Senators to push privacy, security legislation for IoT, connected cars
Some Democratic senators want new laws that mandate security and privacy measures on the Internet of Things, as concern grows over personal data collected by connected devices.
Several democratic members of the Senate Commerce, Science and Transportation Committee said Wednesday they are exploring legislation that would enforce privacy and security standards for connected devices. Senator Edward Markey, a Massachusetts Democrat, plans to introduce a bill that will focus on security standards and the data collected by connected automobiles.
This week, Markey released a report saying that most auto manufacturers selling vehicles in the U.S. have “massive holes” in their data security. Only two of 16 car companies that responded to information requests from Markey’s office said they have capabilities to respond to a hacking attack in real time, he said during a hearing.
New cars are now “computers on wheels,” Markey said, and hacked vehicles can be dangerous.
“A small vulnerability or error in coding can lead to a catastrophic consequence for drivers, passengers and pedestrians,” he said. “Thieves no longer need a crowbar to break into your car—they just need a smartphone.”
Markey’s legislation will require that makers of wireless access points on connected cars use penetration testing technologies and that collected data is encrypted. The legislation will also require that the car manufacturer or a security vendor be able to detect and respond to hacking attempts in real time.
The bill will also require car makers to explain their data collection practices to drivers and allow them to opt out of data collection without having to disable navigation.
Car companies that can build software to track vehicle performance and other information “should have the same geniuses in those companies to build in protection for security and privacy,” Markey said. “If you can figure out an algorithm that sends information around the world in the blink of an eye, you should be able to figure out an algorithm that provides consumers the security and privacy they need.”
Representatives of auto makers didn’t testify during the hearing.
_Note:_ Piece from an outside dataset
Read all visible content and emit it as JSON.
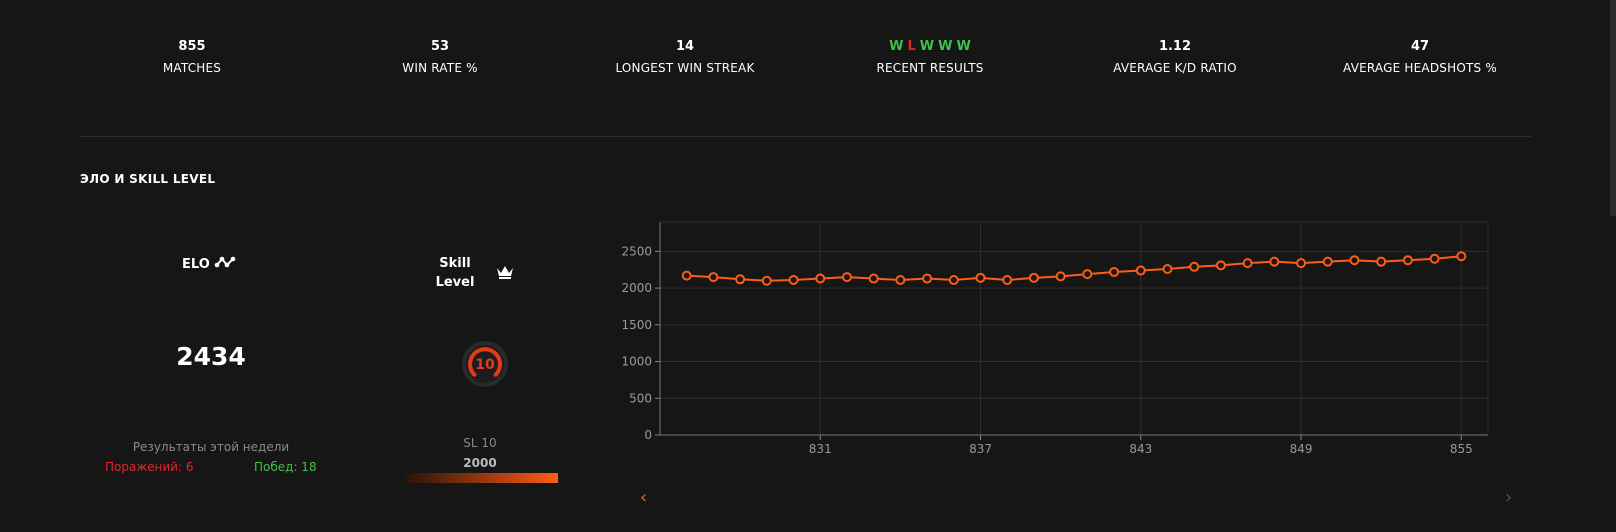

The Alliance of Automobile Manufacturers, a trade group, said it has not yet fully reviewed Markey’s report, but its members take several steps to protect security and to tell customers about the data they collect.
“Automakers believe that strong consumer data privacy protections and strong vehicle security are essential to maintaining the continued trust of our customers,” the group said in a statement.
Other Democrats in the hearing also suggested they are open to new legislation addressing the privacy and security of the IoT. The IoT industry is projecting huge growth by collecting customer data, and Congress needs to “find that balance” between the industry’s data collection and customer privacy, said Senator Joe Manchin, a West Virginia Democrat.
More transparency about the kinds of data IoT devices are collecting is also needed, said Senator Richard Blumenthal, a Connecticut Democrat who plans to cosponsor Markey’s connected cars bill. Congress should explore legislation that more easily allows consumers to file class-action lawsuits for data breaches, he said.
Congress should also consider legislation that requires companies to follow best practices in cybersecurity, said Justin Brookman, director of the Consumer Privacy Project at the Center for Democracy and Technology. While the U.S. Federal Trade Commission has brought dozens of data security complaints against companies, it is facing court challenges on its authority to do so, he noted.
Several speakers at the hearing brought up recent concerns about the ability of smart TVs to capture conversations via their voice command features. Brookman also mentioned the cases where hackers have taken over webcams and broadcast videos online.
Congress, while considering a national breach notification law, should expand the consumer data covered by notifications to include nonfinancial information held in online accounts, he said. “Internet of Things devices reveal really sensitive stuff about us,” Brookman added.
While some committee Democrats said they will explore legislation, representatives of the IoT industry urged Congress to go slow. Consumer confidence in the IoT is important, “but we must not overregulate in a way that would stifle innovation,” said Michael Abbott, a general partner in the venture capital firm Kleiner Perkins Caufield & Byers.
Most of the panel’s majority Republicans, and a handful of Democrats, agreed. The IoT is in early stages of its growth, and Congress shouldn’t rush in to regulate, they said.
“Let’s treat the Internet of Things with the same light touch that has caused the Internet to be such a great American success story,” said Senator John Thune, a South Dakota Republican and committee chairman. “We should let consumers and entrepreneurs decide where IoT goes, rather than setting it on a Washington, D.C., directed path.”